Le gouvernement prépare une opération d’envergure sur plusieurs logements administratifs en état de dégradation avancée. Objectif affiché : rénover, moderniser et remettre aux normes des infrastructures publiques devenues, pour certaines, insalubres et inadaptées aux exigences actuelles de sécurité.
Des bâtiments publics, sans titres de propriété privés
Selon les éléments communiqués, les sites concernés, notamment la cité des enseignants, l’immeuble Gabon 2000, les « 90 logements », ainsi qu’un bâtiment situé au quartier Montagne Sainte, en face de la CNAMGS, sont des biens de l’État. Aucun des occupants actuels ne disposerait d’un titre foncier.
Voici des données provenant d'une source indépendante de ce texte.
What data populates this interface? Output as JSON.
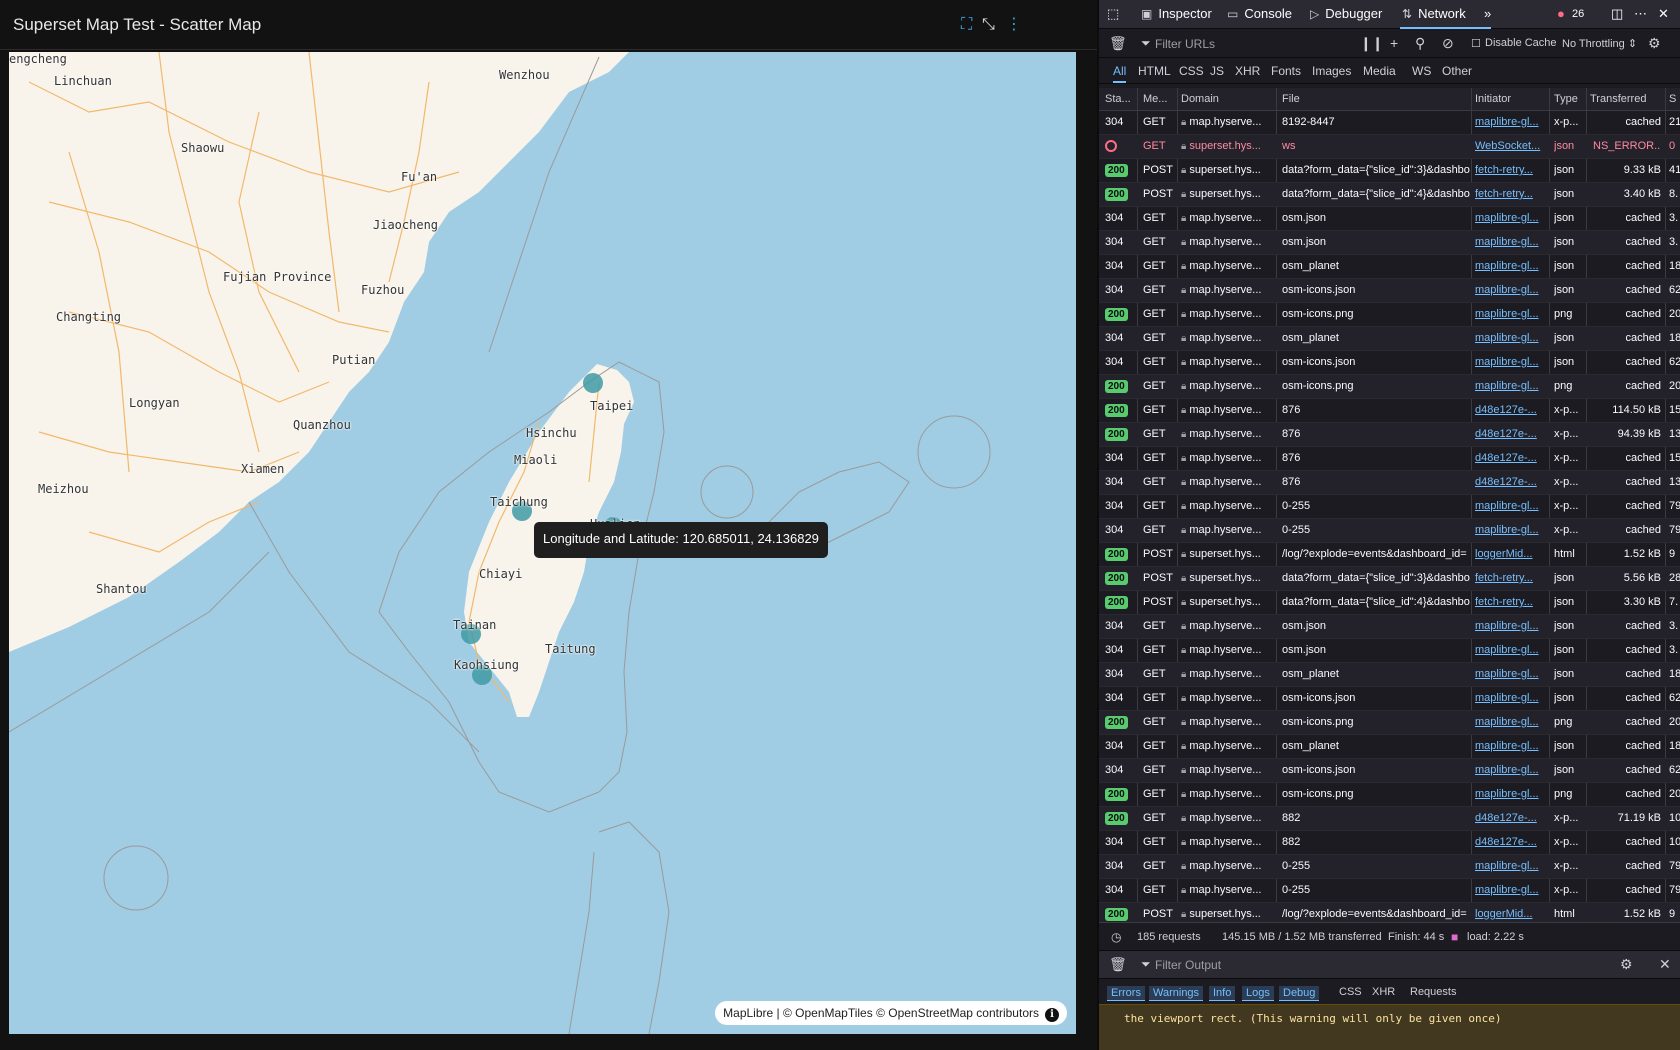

Plusieurs résidents sont des retraités de l’administration. D’autres auraient mis ces logements en location, bien qu’il s’agisse de patrimoines publics destinés à un usage administratif. Une situation que les autorités considèrent comme juridiquement irrégulière.
Fort de ce constat, il est donc évident qu’une indemnisation n’est pas à l’ordre du jour, car personne ne verra son bien détruit : il s’agit ici de biens appartenant à l’État. Il suffira, à cet effet, de donner aux occupants un préavis de trois à quatre mois afin de permettre la libération progressive des lieux.
Pour le gouvernement, il ne s’agit pas d’un déguerpissement arbitraire, mais d’une récupération de logements administratifs en vue de leur réhabilitation et de leur réaffectation.
Au-delà de la simple libération des bâtiments, les autorités évoquent un processus de restructuration urbaine. Il ne serait pas question uniquement de repeindre ou de rénover superficiellement, mais de repenser ces espaces selon des standards actuels de modernité, de salubrité et de sécurité.
L’exemple du Camp de police, déjà rénové, est cité comme illustration de cette nouvelle approche. Les pouvoirs publics entendent appliquer la même méthode aux autres sites ciblés.
La cité des enseignants occupe une place stratégique dans ce dossier. Le gouvernement entend restaurer ces logements afin d’y accueillir de nouveaux enseignants, dans un contexte où le déficit de logements administratifs fonctionnels pénalise l’attractivité et la stabilité du personnel éducatif.
Pour les autorités, maintenir des zones dégradées, qui deviennent et tous, nous le savons, des zones de non-droit pour certaines, où l’on ne passe pas un jour sans entendre parler de braquage ou de trafic de drogue dure, reviendrait à abandonner le patrimoine public et à compromettre la politique de modernisation urbaine engagée.
L’opération ne manquera pas de susciter des réactions. Les autorités s’attendent à des critiques, en l’occurrence sur les réseaux sociaux, invoquant la précarité ou la dignité humaine. Mais la position gouvernementale reste ferme : il s’agit d’une mesure d’assainissement administratif et urbain, fondée sur le droit de propriété de l’État et sur l’intérêt général.
En toile de fond, une ligne directrice assumée : restaurer l’autorité publique sur son patrimoine, moderniser les infrastructures et garantir que les logements administratifs remplissent effectivement leur mission première, c’est-à-dire servir l’État et ses agents en activité.